The Eurogroup is due to convene on April 24 to decide whether the funds will be released. With time running out economists are starting to raise their bets that Greece could be forced to leave the currency bloc.
Whilst not likely to prove a disaster to the Eurozone, a Greek exit would damage the regions prestige and will likely increase anti-EU sentiment across the continent. For Greece however, such an event could prove disastrous.
The Euro to Norwegian Krone (EUR/NOK) Exchange Rate Touched a Session Low of 8.6229
The Norwegian Krone was able to make gains against the Euro as domestic data came in positively.
According to the Oslo based Statistics Norway, manufacturing output in the Scandinavian nation dropped by 0.5% from December 2014 to February 2015 compared to the previous three-month period.

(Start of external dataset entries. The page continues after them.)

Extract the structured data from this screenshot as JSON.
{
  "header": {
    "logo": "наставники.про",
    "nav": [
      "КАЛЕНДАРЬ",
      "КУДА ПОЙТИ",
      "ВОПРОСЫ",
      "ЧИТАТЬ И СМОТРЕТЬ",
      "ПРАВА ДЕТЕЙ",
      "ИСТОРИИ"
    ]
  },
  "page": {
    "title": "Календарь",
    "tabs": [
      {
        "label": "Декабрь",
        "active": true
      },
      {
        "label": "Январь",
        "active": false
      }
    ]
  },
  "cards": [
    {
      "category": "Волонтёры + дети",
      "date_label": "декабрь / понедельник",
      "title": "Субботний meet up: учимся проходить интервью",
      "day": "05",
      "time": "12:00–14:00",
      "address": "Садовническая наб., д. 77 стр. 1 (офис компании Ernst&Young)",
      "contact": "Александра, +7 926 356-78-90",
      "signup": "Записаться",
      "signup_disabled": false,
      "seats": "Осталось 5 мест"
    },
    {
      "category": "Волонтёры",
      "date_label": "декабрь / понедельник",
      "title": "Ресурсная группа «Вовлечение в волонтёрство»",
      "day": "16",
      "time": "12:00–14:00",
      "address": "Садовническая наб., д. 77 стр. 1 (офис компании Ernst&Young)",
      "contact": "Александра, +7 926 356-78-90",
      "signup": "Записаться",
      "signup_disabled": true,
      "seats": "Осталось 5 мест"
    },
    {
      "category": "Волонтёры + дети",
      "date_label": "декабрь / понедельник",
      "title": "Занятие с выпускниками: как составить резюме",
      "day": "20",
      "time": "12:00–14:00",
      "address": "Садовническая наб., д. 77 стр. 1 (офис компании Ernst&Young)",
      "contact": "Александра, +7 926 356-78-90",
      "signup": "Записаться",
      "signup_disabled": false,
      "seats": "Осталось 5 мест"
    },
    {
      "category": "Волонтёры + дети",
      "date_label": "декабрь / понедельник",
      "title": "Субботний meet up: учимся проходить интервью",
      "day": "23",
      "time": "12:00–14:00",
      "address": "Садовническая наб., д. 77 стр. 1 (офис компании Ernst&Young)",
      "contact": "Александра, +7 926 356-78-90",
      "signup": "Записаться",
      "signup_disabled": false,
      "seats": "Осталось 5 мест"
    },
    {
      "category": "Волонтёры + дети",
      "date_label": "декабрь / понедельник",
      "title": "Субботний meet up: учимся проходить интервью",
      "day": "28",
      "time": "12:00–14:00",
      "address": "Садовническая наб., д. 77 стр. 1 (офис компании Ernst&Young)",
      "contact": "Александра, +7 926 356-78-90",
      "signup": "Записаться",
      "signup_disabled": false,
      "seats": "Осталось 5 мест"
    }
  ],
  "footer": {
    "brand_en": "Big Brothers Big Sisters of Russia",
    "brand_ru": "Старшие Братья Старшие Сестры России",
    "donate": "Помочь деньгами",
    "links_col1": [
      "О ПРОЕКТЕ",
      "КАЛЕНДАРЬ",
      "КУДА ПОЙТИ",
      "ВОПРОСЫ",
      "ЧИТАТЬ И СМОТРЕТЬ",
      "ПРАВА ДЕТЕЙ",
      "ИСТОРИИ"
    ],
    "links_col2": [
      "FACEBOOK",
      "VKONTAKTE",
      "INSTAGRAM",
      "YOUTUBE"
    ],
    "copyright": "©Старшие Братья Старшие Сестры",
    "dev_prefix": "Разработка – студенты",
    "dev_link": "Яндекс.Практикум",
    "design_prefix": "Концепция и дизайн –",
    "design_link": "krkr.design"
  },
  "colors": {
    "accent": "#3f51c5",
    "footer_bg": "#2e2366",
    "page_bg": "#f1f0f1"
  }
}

Industrial production however increased strongly on both a monthly and annual basis. Month-by-month, production rose by 2.6%, a strong reversal from the -3.0% figure recorded in the preceding month and was better than economist forecast for a dip of -0.5%. On an annual basis, production rose by 1.9%.
Also supporting the Norwegian currency was the release of Consumer Price inflation (CPI) data. The CPI index rose by 0.3% on a month on month basis and improved to 2% on an annual basis. A rise in the sale of clothing and footwear was the main cause of the rise.
The Euro to Danish Krone (DKK) Exchange Rate Slipped to a Session Low of 7.4701
The Euro also weakened against the Danish Krone after data showed that inflation improved in Denmark.
According to Statistics Denmark, consumer prices in the nation increased for a second consecutive month in March. On a year-on-year basis inflation rose by 0.6% and on a monthly basis consumer prices increased by 0.5%.
Food and drink prices increased by 1.3% on an annual basis in March and the cost of clothing rose by 0.7%.
A separate report also showed that Danish industrial production increased by 0.8% in February, a rise from the previous figure of -1.9%.